PGR solicita ao STF a reabertura da investigação sobre aquisição de respiradores
Investigação sobre compra de respiradores durante a pandemia envolve ex-ministro Rui Costa.
A Procuradoria Geral da República solicitou ao Superior Tribunal de Justiça o reenvio da investigação sobre a aquisição de respiradores pulmonares no valor de R$ 48,7 milhões, que não foram entregues durante a pandemia de covid-19. O contrato foi assinado por Rui Costa, que na época era governador da Bahia e presidente do Consórcio Nordeste.
De acordo com a PGR, existem indícios de lavagem de dinheiro e ocultação de recursos relacionados a essa transação. Os valores envolvidos teriam permanecido escondidos durante o período em que Rui Costa esteve à frente da Casa Civil.
O inquérito está sob a análise do STJ desde agosto de 2025, quando o ministro do STF Flávio Dino decidiu remeter o caso para essa corte, considerando que os fatos estavam vinculados ao tempo em que Costa era governador.

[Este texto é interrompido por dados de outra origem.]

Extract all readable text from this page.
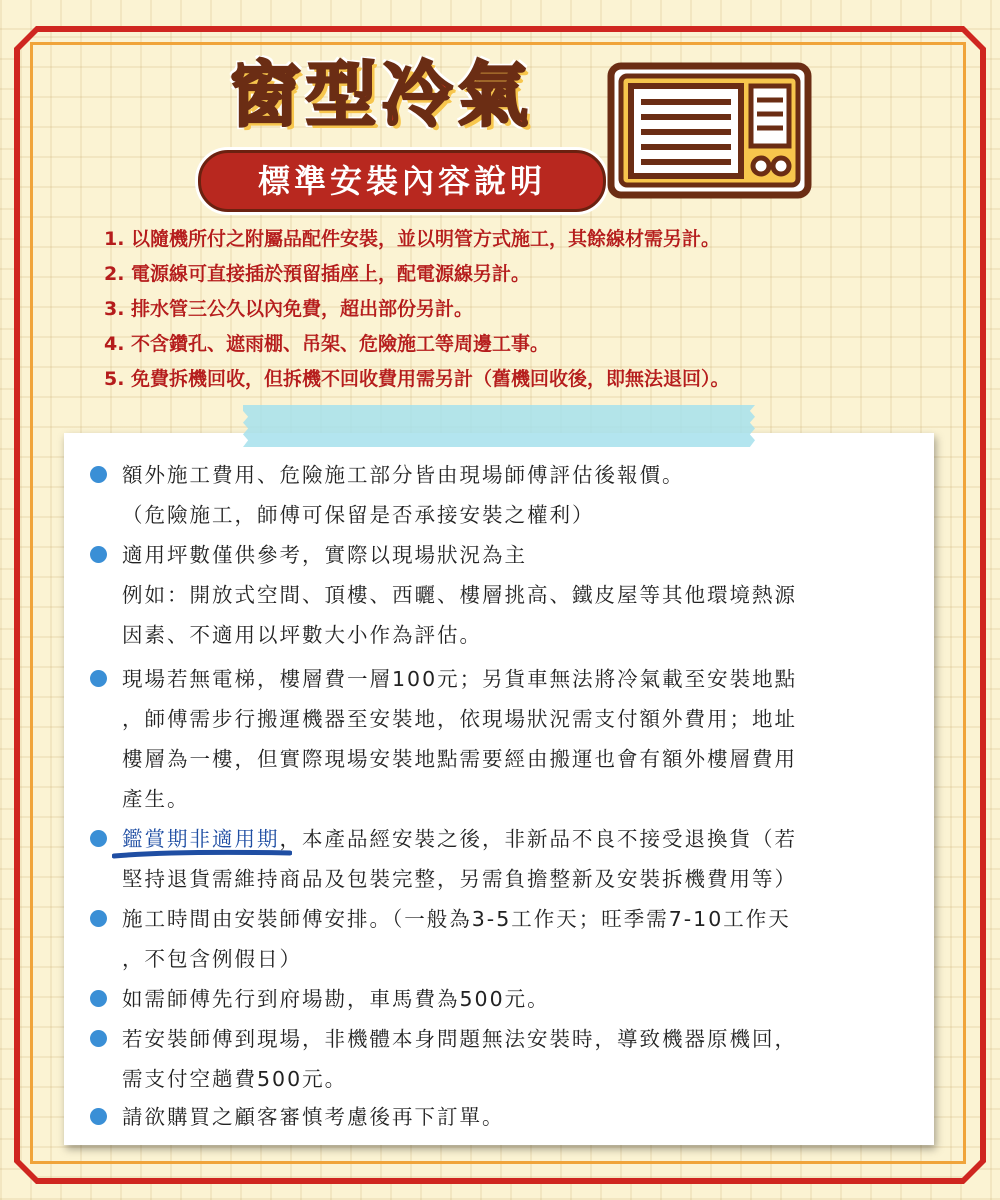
窗型冷氣
標準安裝內容說明
1. 以隨機所付之附屬品配件安裝，並以明管方式施工，其餘線材需另計。
2. 電源線可直接插於預留插座上，配電源線另計。
3. 排水管三公久以內免費，超出部份另計。
4. 不含鑽孔、遮雨棚、吊架、危險施工等周邊工事。
5. 免費拆機回收，但拆機不回收費用需另計（舊機回收後，即無法退回）。
額外施工費用、危險施工部分皆由現場師傅評估後報價。
（危險施工，師傅可保留是否承接安裝之權利）
適用坪數僅供參考，實際以現場狀況為主
例如：開放式空間、頂樓、西曬、樓層挑高、鐵皮屋等其他環境熱源
因素、不適用以坪數大小作為評估。
現場若無電梯，樓層費一層100元；另貨車無法將冷氣載至安裝地點
，師傅需步行搬運機器至安裝地，依現場狀況需支付額外費用；地址
樓層為一樓，但實際現場安裝地點需要經由搬運也會有額外樓層費用
產生。
鑑賞期非適用期，本產品經安裝之後，非新品不良不接受退換貨（若
堅持退貨需維持商品及包裝完整，另需負擔整新及安裝拆機費用等）
施工時間由安裝師傅安排。（一般為3-5工作天；旺季需7-10工作天
，不包含例假日）
如需師傅先行到府場勘，車馬費為500元。
若安裝師傅到現場，非機體本身問題無法安裝時，導致機器原機回，
需支付空趟費500元。
請欲購買之顧客審慎考慮後再下訂單。
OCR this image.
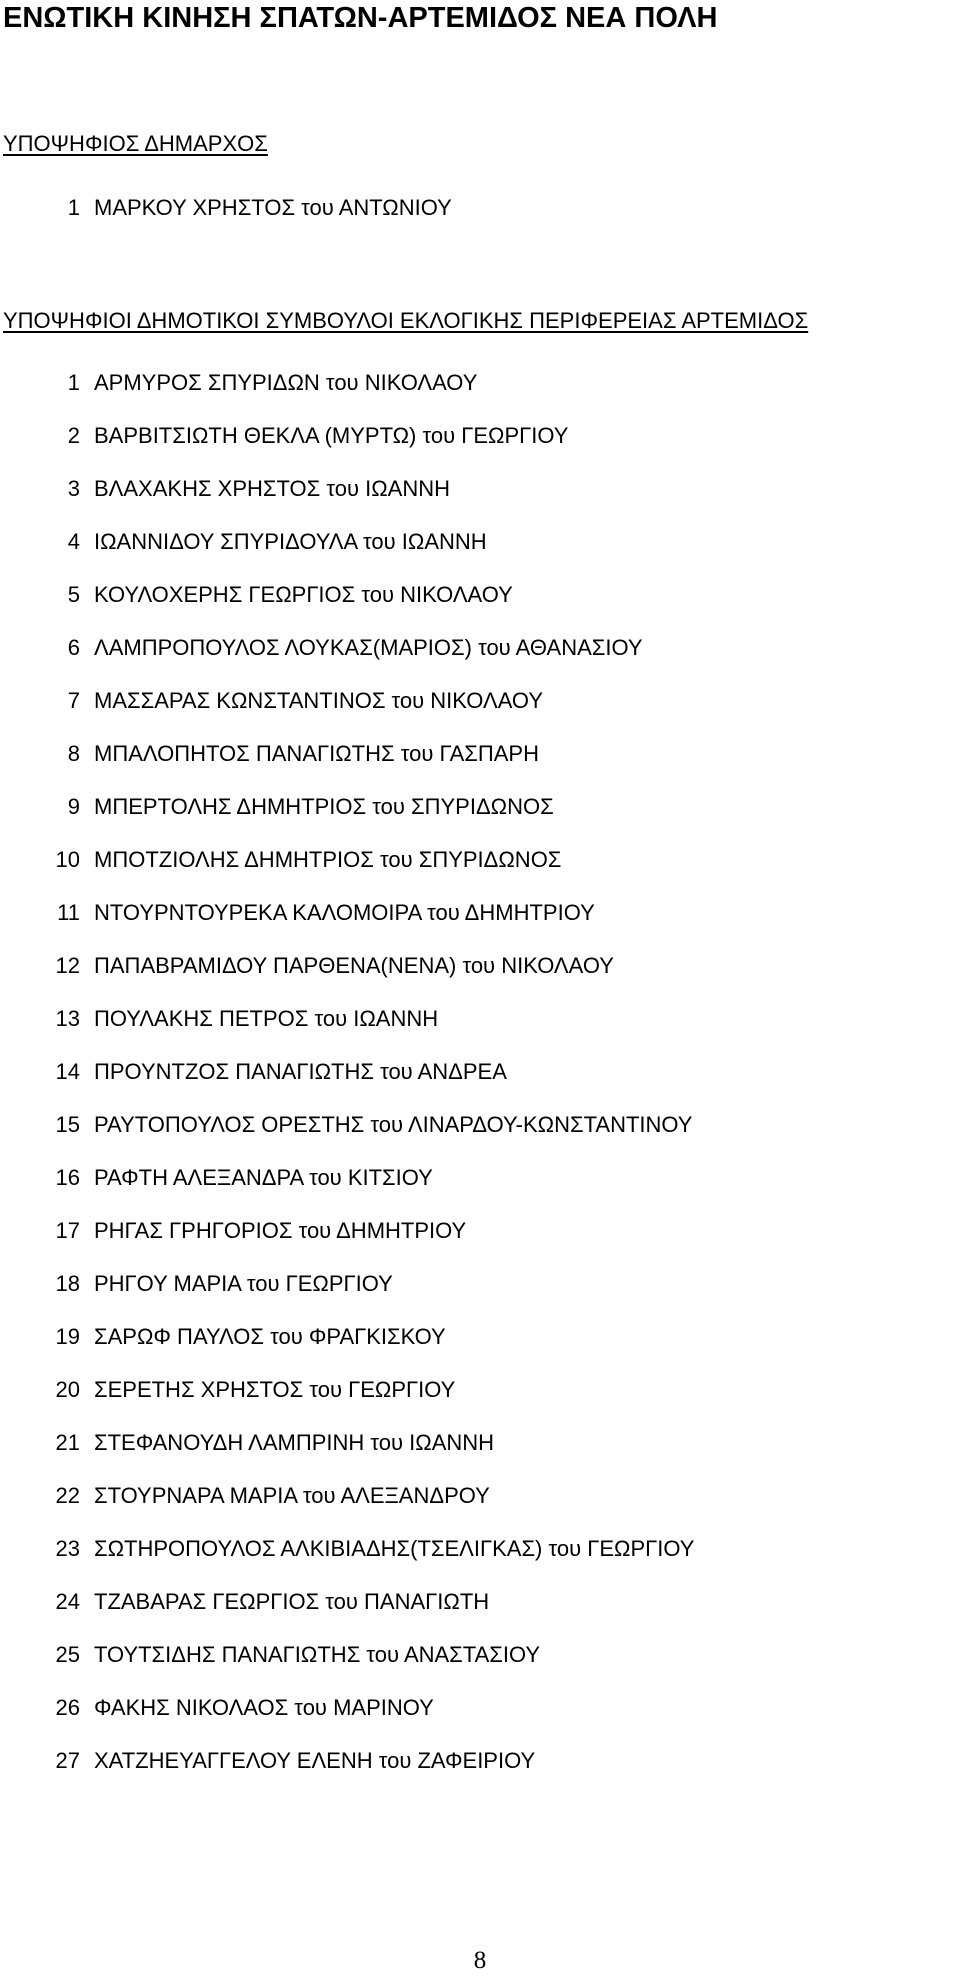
ΕΝΩΤΙΚΗ ΚΙΝΗΣΗ ΣΠΑΤΩΝ-ΑΡΤΕΜΙΔΟΣ ΝΕΑ ΠΟΛΗ
ΥΠΟΨΗΦΙΟΣ ΔΗΜΑΡΧΟΣ
1 ΜΑΡΚΟΥ ΧΡΗΣΤΟΣ του ΑΝΤΩΝΙΟΥ
ΥΠΟΨΗΦΙΟΙ ΔΗΜΟΤΙΚΟΙ ΣΥΜΒΟΥΛΟΙ ΕΚΛΟΓΙΚΗΣ ΠΕΡΙΦΕΡΕΙΑΣ ΑΡΤΕΜΙΔΟΣ
1 ΑΡΜΥΡΟΣ ΣΠΥΡΙΔΩΝ του ΝΙΚΟΛΑΟΥ
2 ΒΑΡΒΙΤΣΙΩΤΗ ΘΕΚΛΑ (ΜΥΡΤΩ) του ΓΕΩΡΓΙΟΥ
3 ΒΛΑΧΑΚΗΣ ΧΡΗΣΤΟΣ του ΙΩΑΝΝΗ
4 ΙΩΑΝΝΙΔΟΥ ΣΠΥΡΙΔΟΥΛΑ του ΙΩΑΝΝΗ
5 ΚΟΥΛΟΧΕΡΗΣ ΓΕΩΡΓΙΟΣ του ΝΙΚΟΛΑΟΥ
6 ΛΑΜΠΡΟΠΟΥΛΟΣ ΛΟΥΚΑΣ(ΜΑΡΙΟΣ) του ΑΘΑΝΑΣΙΟΥ
7 ΜΑΣΣΑΡΑΣ ΚΩΝΣΤΑΝΤΙΝΟΣ του ΝΙΚΟΛΑΟΥ
8 ΜΠΑΛΟΠΗΤΟΣ ΠΑΝΑΓΙΩΤΗΣ του ΓΑΣΠΑΡΗ
9 ΜΠΕΡΤΟΛΗΣ ΔΗΜΗΤΡΙΟΣ του ΣΠΥΡΙΔΩΝΟΣ
10 ΜΠΟΤΖΙΟΛΗΣ ΔΗΜΗΤΡΙΟΣ του ΣΠΥΡΙΔΩΝΟΣ
11 ΝΤΟΥΡΝΤΟΥΡΕΚΑ ΚΑΛΟΜΟΙΡΑ του ΔΗΜΗΤΡΙΟΥ
12 ΠΑΠΑΒΡΑΜΙΔΟΥ ΠΑΡΘΕΝΑ(ΝΕΝΑ) του ΝΙΚΟΛΑΟΥ
13 ΠΟΥΛΑΚΗΣ ΠΕΤΡΟΣ του ΙΩΑΝΝΗ
14 ΠΡΟΥΝΤΖΟΣ ΠΑΝΑΓΙΩΤΗΣ του ΑΝΔΡΕΑ
15 ΡΑΥΤΟΠΟΥΛΟΣ ΟΡΕΣΤΗΣ του ΛΙΝΑΡΔΟΥ-ΚΩΝΣΤΑΝΤΙΝΟΥ
16 ΡΑΦΤΗ ΑΛΕΞΑΝΔΡΑ του ΚΙΤΣΙΟΥ
17 ΡΗΓΑΣ ΓΡΗΓΟΡΙΟΣ του ΔΗΜΗΤΡΙΟΥ
18 ΡΗΓΟΥ ΜΑΡΙΑ του ΓΕΩΡΓΙΟΥ
19 ΣΑΡΩΦ ΠΑΥΛΟΣ του ΦΡΑΓΚΙΣΚΟΥ
20 ΣΕΡΕΤΗΣ ΧΡΗΣΤΟΣ του ΓΕΩΡΓΙΟΥ
21 ΣΤΕΦΑΝΟΥΔΗ ΛΑΜΠΡΙΝΗ του ΙΩΑΝΝΗ
22 ΣΤΟΥΡΝΑΡΑ ΜΑΡΙΑ του ΑΛΕΞΑΝΔΡΟΥ
23 ΣΩΤΗΡΟΠΟΥΛΟΣ ΑΛΚΙΒΙΑΔΗΣ(ΤΣΕΛΙΓΚΑΣ) του ΓΕΩΡΓΙΟΥ
24 ΤΖΑΒΑΡΑΣ ΓΕΩΡΓΙΟΣ του ΠΑΝΑΓΙΩΤΗ
25 ΤΟΥΤΣΙΔΗΣ ΠΑΝΑΓΙΩΤΗΣ του ΑΝΑΣΤΑΣΙΟΥ
26 ΦΑΚΗΣ ΝΙΚΟΛΑΟΣ του ΜΑΡΙΝΟΥ
27 ΧΑΤΖΗΕΥΑΓΓΕΛΟΥ ΕΛΕΝΗ του ΖΑΦΕΙΡΙΟΥ
8
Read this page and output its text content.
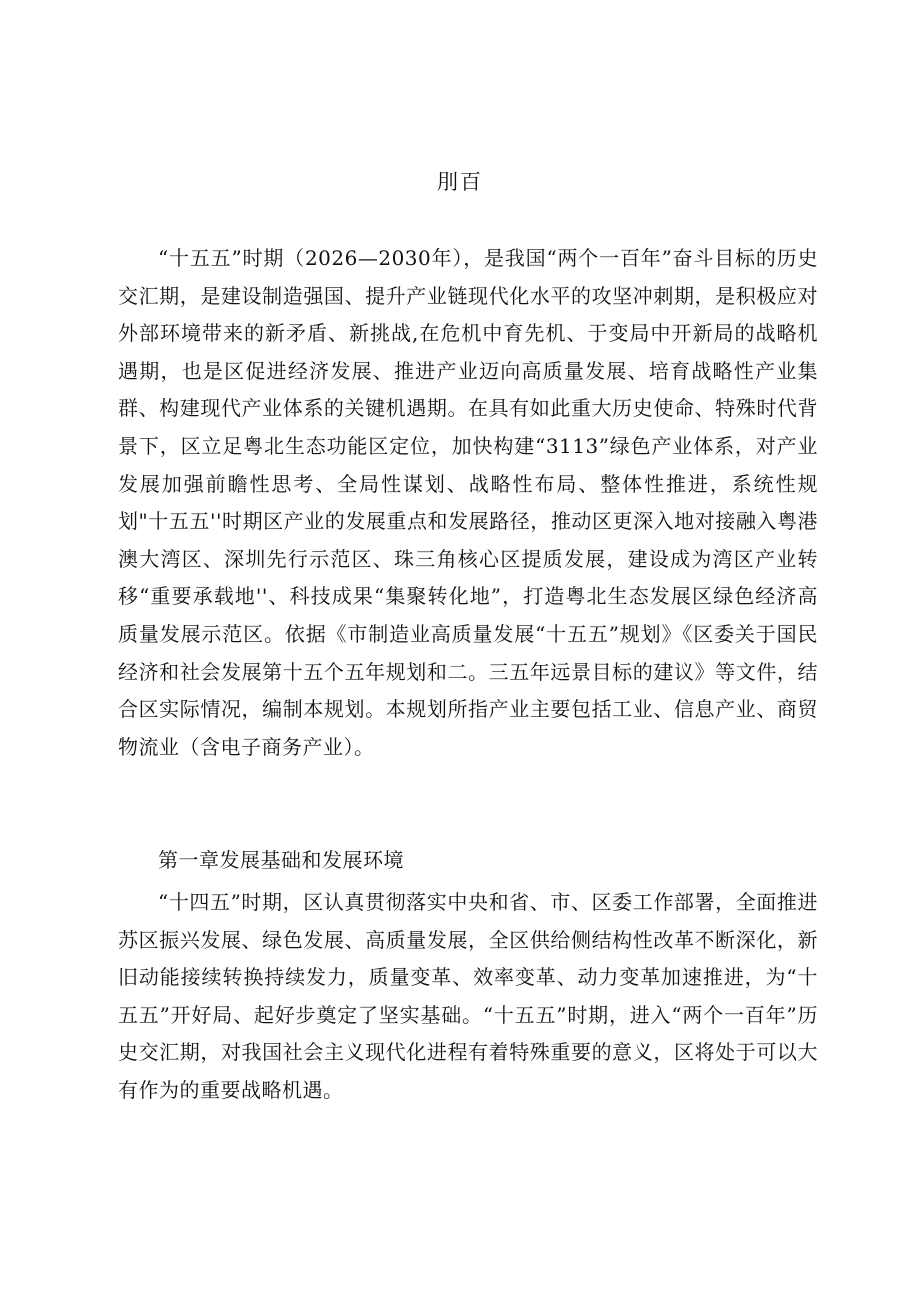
刖百

“十五五”时期（2026—2030年），是我国“两个一百年”奋斗目标的历史交汇期，是建设制造强国、提升产业链现代化水平的攻坚冲刺期，是积极应对外部环境带来的新矛盾、新挑战,在危机中育先机、于变局中开新局的战略机遇期，也是区促进经济发展、推进产业迈向高质量发展、培育战略性产业集群、构建现代产业体系的关键机遇期。在具有如此重大历史使命、特殊时代背景下，区立足粤北生态功能区定位，加快构建“3113”绿色产业体系，对产业发展加强前瞻性思考、全局性谋划、战略性布局、整体性推进，系统性规划"十五五''时期区产业的发展重点和发展路径，推动区更深入地对接融入粤港澳大湾区、深圳先行示范区、珠三角核心区提质发展，建设成为湾区产业转移“重要承载地''、科技成果“集聚转化地”，打造粤北生态发展区绿色经济高质量发展示范区。依据《市制造业高质量发展“十五五”规划》《区委关于国民经济和社会发展第十五个五年规划和二。三五年远景目标的建议》等文件，结合区实际情况，编制本规划。本规划所指产业主要包括工业、信息产业、商贸物流业（含电子商务产业）。

第一章发展基础和发展环境

“十四五”时期，区认真贯彻落实中央和省、市、区委工作部署，全面推进苏区振兴发展、绿色发展、高质量发展，全区供给侧结构性改革不断深化，新旧动能接续转换持续发力，质量变革、效率变革、动力变革加速推进，为“十五五”开好局、起好步奠定了坚实基础。“十五五”时期，进入“两个一百年”历史交汇期，对我国社会主义现代化进程有着特殊重要的意义，区将处于可以大有作为的重要战略机遇。
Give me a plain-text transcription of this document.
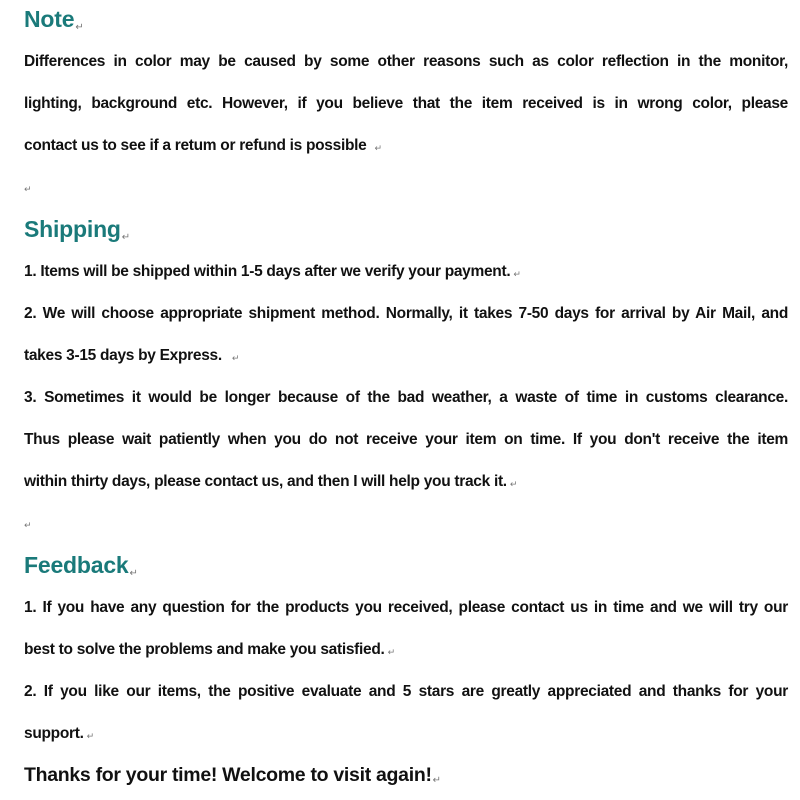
Note↵
Differences in color may be caused by some other reasons such as color reflection in the monitor,
lighting, background etc. However, if you believe that the item received is in wrong color, please
contact us to see if a retum or refund is possible ↵
↵
Shipping↵
1. Items will be shipped within 1-5 days after we verify your payment. ↵
2. We will choose appropriate shipment method. Normally, it takes 7-50 days for arrival by Air Mail, and
takes 3-15 days by Express. ↵
3. Sometimes it would be longer because of the bad weather, a waste of time in customs clearance.
Thus please wait patiently when you do not receive your item on time. If you don't receive the item
within thirty days, please contact us, and then I will help you track it. ↵
↵
Feedback↵
1. If you have any question for the products you received, please contact us in time and we will try our
best to solve the problems and make you satisfied. ↵
2. If you like our items, the positive evaluate and 5 stars are greatly appreciated and thanks for your
support. ↵
Thanks for your time! Welcome to visit again!↵
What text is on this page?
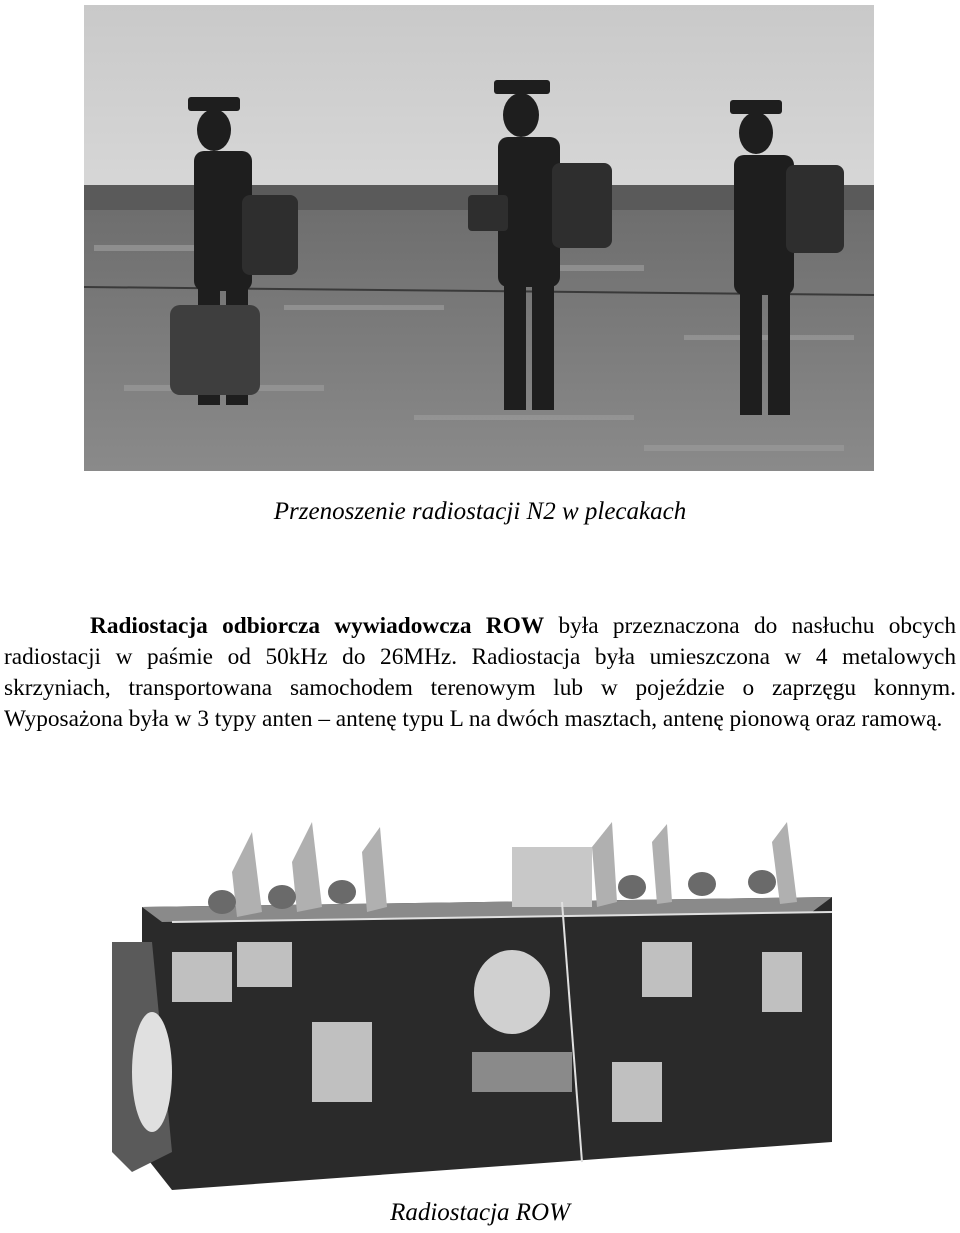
Przenoszenie radiostacji N2 w plecakach

Radiostacja odbiorcza wywiadowcza ROW była przeznaczona do nasłuchu obcych radiostacji w paśmie od 50kHz do 26MHz. Radiostacja była umieszczona w 4 metalowych skrzyniach, transportowana samochodem terenowym lub w pojeździe o zaprzęgu konnym. Wyposażona była w 3 typy anten – antenę typu L na dwóch masztach, antenę pionową oraz ramową.

Radiostacja ROW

Recentemente, a subprocuradora-geral da República, Luiza Frischeisen, argumentou a favor do retorno do inquérito ao Supremo, citando a jurisprudência do STF que determina que, em casos de sucessão de cargos com diferentes foros, deve prevalecer o tribunal de maior hierarquia.
A PGR também destacou que a possível ocultação de recursos é um crime permanente, o que pode ter continuado durante o período em que Costa ocupava o cargo de ministro.
A manifestação foi encaminhada ao ministro Og Fernandes, que é o relator do caso no STJ. Ele terá a responsabilidade de decidir sobre o envio da investigação ao Supremo, onde o processo estava anteriormente sob a relatoria de Dino.
OUTRO LADO
Rui Costa foi questionado sobre o pedido da PGR, mas não respondeu até o fechamento desta reportagem. O texto será atualizado assim que uma manifestação for recebida.
ENTENDA O CASO
A investigação gira em torno da compra de respiradores pulmonares pelo Consórcio Nordeste em 2020, no início da pandemia. Naquela ocasião, Costa era governador da Bahia e presidia o consórcio.
Segundo as apurações, Costa firmou um contrato com uma empresa que não possuía a documentação necessária para a importação dos equipamentos e autorizou o pagamento antecipado. Os respiradores não foram entregues, e o valor pago ainda não foi recuperado.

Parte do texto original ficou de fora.